John Carter has made remarkable contributions to the planetary science field, specifically due to his crucial role in the global identification of hydrated minerals on Mars. Just a few years after his PhD, he is the worldwide leader of hydrated mineral analyses on Mars. He dominated the past seven years of discoveries in Mars compositional analyses from orbit. He has published papers in Science and Nature Geoscience journals to present first order discoveries on ‘Detection of hydrated silicates in crustal outcrops in the northern plains of Mars’ and on ‘Ancient plutonic processes on Mars inferred from the detection of possible anorthositic terrains’, respectively. He also published the synthesis of thousand data cubes analyses of hydrated mineral detections on the ‘Hydrated minerals on Mars as seen by the CRISM and OMEGA imaging spectrometers: Updated global view’, a paper, which has already been cited more than 170 times, with large implication for Mars climatic evolution (see, for example, Carter’s paper ‘Widespread surface weathering on early Mars: a case for a warmer and wetter Mars’). Part of these results use a unique methodology of spectral data analysis he developed that is now widely used worldwide in state of art planetary laboratories, which illustrates how widely recognised his research is.

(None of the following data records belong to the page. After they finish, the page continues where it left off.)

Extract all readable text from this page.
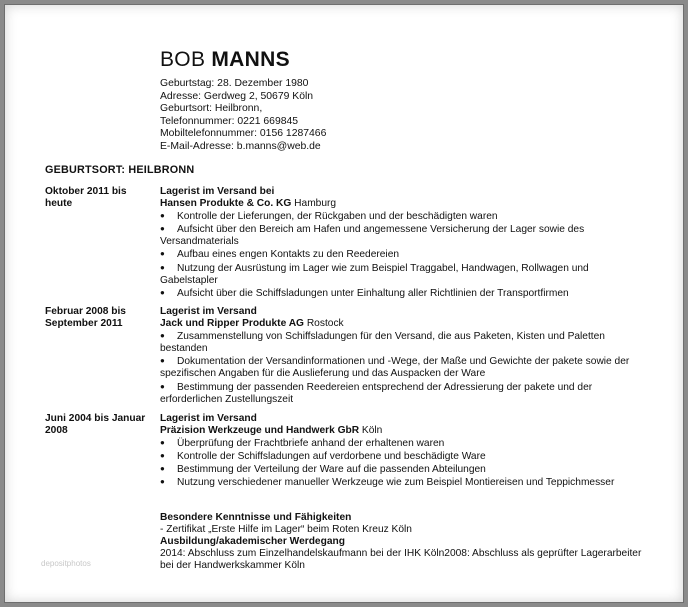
BOB MANNS
Geburtstag: 28. Dezember 1980
Adresse: Gerdweg 2, 50679 Köln
Geburtsort: Heilbronn,
Telefonnummer: 0221 669845
Mobiltelefonnummer: 0156 1287466
E-Mail-Adresse: b.manns@web.de
GEBURTSORT: HEILBRONN
Oktober 2011 bis heute
Lagerist im Versand bei
Hansen Produkte & Co. KG Hamburg
● Kontrolle der Lieferungen, der Rückgaben und der beschädigten waren
● Aufsicht über den Bereich am Hafen und angemessene Versicherung der Lager sowie des Versandmaterials
● Aufbau eines engen Kontakts zu den Reedereien
● Nutzung der Ausrüstung im Lager wie zum Beispiel Traggabel, Handwagen, Rollwagen und Gabelstapler
● Aufsicht über die Schiffsladungen unter Einhaltung aller Richtlinien der Transportfirmen
Februar 2008 bis September 2011
Lagerist im Versand
Jack und Ripper Produkte AG Rostock
● Zusammenstellung von Schiffsladungen für den Versand, die aus Paketen, Kisten und Paletten bestanden
● Dokumentation der Versandinformationen und -Wege, der Maße und Gewichte der pakete sowie der spezifischen Angaben für die Auslieferung und das Auspacken der Ware
● Bestimmung der passenden Reedereien entsprechend der Adressierung der pakete und der erforderlichen Zustellungszeit
Juni 2004 bis Januar 2008
Lagerist im Versand
Präzision Werkzeuge und Handwerk GbR Köln
● Überprüfung der Frachtbriefe anhand der erhaltenen waren
● Kontrolle der Schiffsladungen auf verdorbene und beschädigte Ware
● Bestimmung der Verteilung der Ware auf die passenden Abteilungen
● Nutzung verschiedener manueller Werkzeuge wie zum Beispiel Montiereisen und Teppichmesser
Besondere Kenntnisse und Fähigkeiten
- Zertifikat „Erste Hilfe im Lager“ beim Roten Kreuz Köln
Ausbildung/akademischer Werdegang
2014: Abschluss zum Einzelhandelskaufmann bei der IHK Köln2008: Abschluss als geprüfter Lagerarbeiter bei der Handwerkskammer Köln
depositphotos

He has also been solicited several times to give invited talks including a keynote lecture at the international clay mineral conference. Carter contributed to 32 scientific works, including two book chapters, one about clays and the other one about orbital compositional analysis. For his work he received nearly 800 citations and an h-index of 17.
Carter is highly involved in several on-going or future ESA Missions, such as JUICE (JUpiter ICy moons Explorer), MarsExpress, ExoMars, Rosetta/Philae, for which he has key scientific roles or roles in instrument development (e.g. Majis instrument/JUICE). In addition to this outstanding research, Carter teaches and supervises PhD students and is involved in outreach activities about space missions. In summary, John Carter is, by far, the most talented young researcher in Mars orbital science, making him an extremely well qualified recipient of the PS Division Outstanding Early Career Scientists Award.